When you think of metal, powder may not be the first thing you imagine. But most common metals, including iron, steel, tin, nickel, copper, aluminum, and titanium, as well as refractory metals such as tungsten, molybdenum, and tantalum, are available in powder form. Alloys such as bronze, brass, stainless steel, and nickel cobalt superalloys are also available in powder form. Many metal powders are tailored to specific 3D printing technologies, while traditionally manufactured metal powders may be used to make surface coatings, paint additives, automotive components, and assorted tools. Both types of powders, however, are not without issues.
3D metal powders were once cost-prohibitive but these materials are evolving to make 3D printing with metal more efficient. Traditionally made powders typically are inhomogeneous and don’t flow easily, so manufacturing with these materials is more costly and time consuming. Now scientists at Ames Laboratory may have found a way to produce metal powders to work in both traditional and 3D manufacturing.

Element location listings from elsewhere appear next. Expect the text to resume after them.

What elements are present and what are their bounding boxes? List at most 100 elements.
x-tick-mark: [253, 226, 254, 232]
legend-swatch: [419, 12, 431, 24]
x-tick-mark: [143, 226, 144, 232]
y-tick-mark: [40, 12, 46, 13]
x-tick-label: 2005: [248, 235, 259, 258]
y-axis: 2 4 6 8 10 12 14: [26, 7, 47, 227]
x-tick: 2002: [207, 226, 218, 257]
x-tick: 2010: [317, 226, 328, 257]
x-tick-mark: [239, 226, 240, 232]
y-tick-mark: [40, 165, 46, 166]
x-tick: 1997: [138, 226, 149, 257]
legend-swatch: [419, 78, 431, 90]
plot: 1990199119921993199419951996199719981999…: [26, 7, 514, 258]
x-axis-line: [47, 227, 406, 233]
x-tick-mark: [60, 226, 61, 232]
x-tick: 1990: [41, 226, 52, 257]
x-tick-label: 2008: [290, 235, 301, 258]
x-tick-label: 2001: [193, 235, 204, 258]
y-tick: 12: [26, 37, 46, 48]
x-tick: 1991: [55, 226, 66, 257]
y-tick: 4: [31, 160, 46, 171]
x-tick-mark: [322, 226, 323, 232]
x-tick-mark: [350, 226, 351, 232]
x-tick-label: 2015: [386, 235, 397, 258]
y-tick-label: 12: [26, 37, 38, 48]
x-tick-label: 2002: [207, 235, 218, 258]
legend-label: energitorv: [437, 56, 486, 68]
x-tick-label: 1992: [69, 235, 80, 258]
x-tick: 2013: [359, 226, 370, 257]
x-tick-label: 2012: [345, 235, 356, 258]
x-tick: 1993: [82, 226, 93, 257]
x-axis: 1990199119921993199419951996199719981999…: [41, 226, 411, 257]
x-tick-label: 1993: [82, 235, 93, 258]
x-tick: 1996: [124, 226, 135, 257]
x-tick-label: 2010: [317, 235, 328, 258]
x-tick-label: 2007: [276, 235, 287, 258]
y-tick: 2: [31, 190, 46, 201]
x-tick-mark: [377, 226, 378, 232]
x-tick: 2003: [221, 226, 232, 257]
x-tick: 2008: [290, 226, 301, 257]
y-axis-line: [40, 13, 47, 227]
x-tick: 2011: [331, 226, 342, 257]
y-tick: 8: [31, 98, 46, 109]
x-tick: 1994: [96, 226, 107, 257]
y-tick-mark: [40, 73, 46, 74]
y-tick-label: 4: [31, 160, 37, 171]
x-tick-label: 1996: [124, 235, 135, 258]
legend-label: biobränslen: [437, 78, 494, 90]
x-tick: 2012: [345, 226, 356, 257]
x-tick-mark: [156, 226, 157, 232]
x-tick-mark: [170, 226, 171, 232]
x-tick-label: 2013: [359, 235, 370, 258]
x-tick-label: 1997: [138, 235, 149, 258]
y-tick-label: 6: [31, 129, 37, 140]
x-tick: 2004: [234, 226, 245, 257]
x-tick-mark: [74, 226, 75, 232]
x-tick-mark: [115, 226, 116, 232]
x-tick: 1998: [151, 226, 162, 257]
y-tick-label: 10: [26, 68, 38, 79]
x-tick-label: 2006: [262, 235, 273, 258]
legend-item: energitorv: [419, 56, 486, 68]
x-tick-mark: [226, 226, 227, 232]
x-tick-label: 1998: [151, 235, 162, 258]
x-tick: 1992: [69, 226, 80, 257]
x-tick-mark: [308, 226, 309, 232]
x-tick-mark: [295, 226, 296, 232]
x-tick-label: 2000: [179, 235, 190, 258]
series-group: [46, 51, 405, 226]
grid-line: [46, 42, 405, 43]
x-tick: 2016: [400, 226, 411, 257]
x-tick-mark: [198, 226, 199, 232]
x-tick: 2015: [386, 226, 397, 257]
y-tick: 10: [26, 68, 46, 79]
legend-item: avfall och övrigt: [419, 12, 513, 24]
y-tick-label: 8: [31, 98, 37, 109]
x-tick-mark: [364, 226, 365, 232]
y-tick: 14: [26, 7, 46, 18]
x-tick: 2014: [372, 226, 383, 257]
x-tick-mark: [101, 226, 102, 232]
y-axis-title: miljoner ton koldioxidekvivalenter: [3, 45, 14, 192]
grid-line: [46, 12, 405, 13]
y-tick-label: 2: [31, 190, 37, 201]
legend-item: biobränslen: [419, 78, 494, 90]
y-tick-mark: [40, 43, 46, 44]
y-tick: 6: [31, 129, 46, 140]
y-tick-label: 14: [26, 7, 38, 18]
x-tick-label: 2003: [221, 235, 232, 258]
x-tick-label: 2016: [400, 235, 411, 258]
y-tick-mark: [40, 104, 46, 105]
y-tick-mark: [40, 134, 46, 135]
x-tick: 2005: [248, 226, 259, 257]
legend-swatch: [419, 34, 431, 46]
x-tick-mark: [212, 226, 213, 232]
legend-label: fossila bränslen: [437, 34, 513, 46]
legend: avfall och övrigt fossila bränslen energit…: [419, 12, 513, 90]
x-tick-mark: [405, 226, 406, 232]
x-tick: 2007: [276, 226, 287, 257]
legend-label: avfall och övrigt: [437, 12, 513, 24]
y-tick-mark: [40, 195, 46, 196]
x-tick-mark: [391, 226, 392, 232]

Ames Laboratory’s gas atomization method produces smooth, spherical, perfectly formed metal powder. According to the Ames web site, “…the individual round particles have little internal porosity, and pack together optimally in bulk. Both qualities reduce dead air space and improve the quality of parts produced using these powders. Using gas atomization, Ames Laboratory has produced powders of iron, aluminum, nickel, copper, tin, magnesium and various other metals and alloys, in addition to titanium, one of its key research accomplishments.”
Titanium is especially important because, as one of the Ames researchers explains, “The titanium industry is extremely interested in powder metallurgy and final-shape consolidation methods…Titanium is expensive and the large amount of waste titanium produced during machining cast parts into final shapes significantly increases their costs. They see advances in powder metallurgy as an effective cost control strategy by making parts into near-final shapes and minimizing waste titanium.”
The powders produced by gas atomization method have also been used in the production of stronger alnico (aluminum, nickel, cobalt, and iron) permanent magnets, and experimental power transmission cable fabricated out of an aluminum and calcium composite. Visit the Ames Laboratory web site for an explanation of the gas atomization powder production method.
After production, powders can be characterized according to various standard techniques. Just as with traditional metal manufacturing, these metal powders can undergo chemical composition analysis to determine the amount of metallic or non-metallic impurities (elemental form, or in dissolved form as solid solution or as compounds). Wavelength-dispersive x-ray fluorescence (WDXRF) is an elemental analysis technology that easily and positively characterizes any metal powder.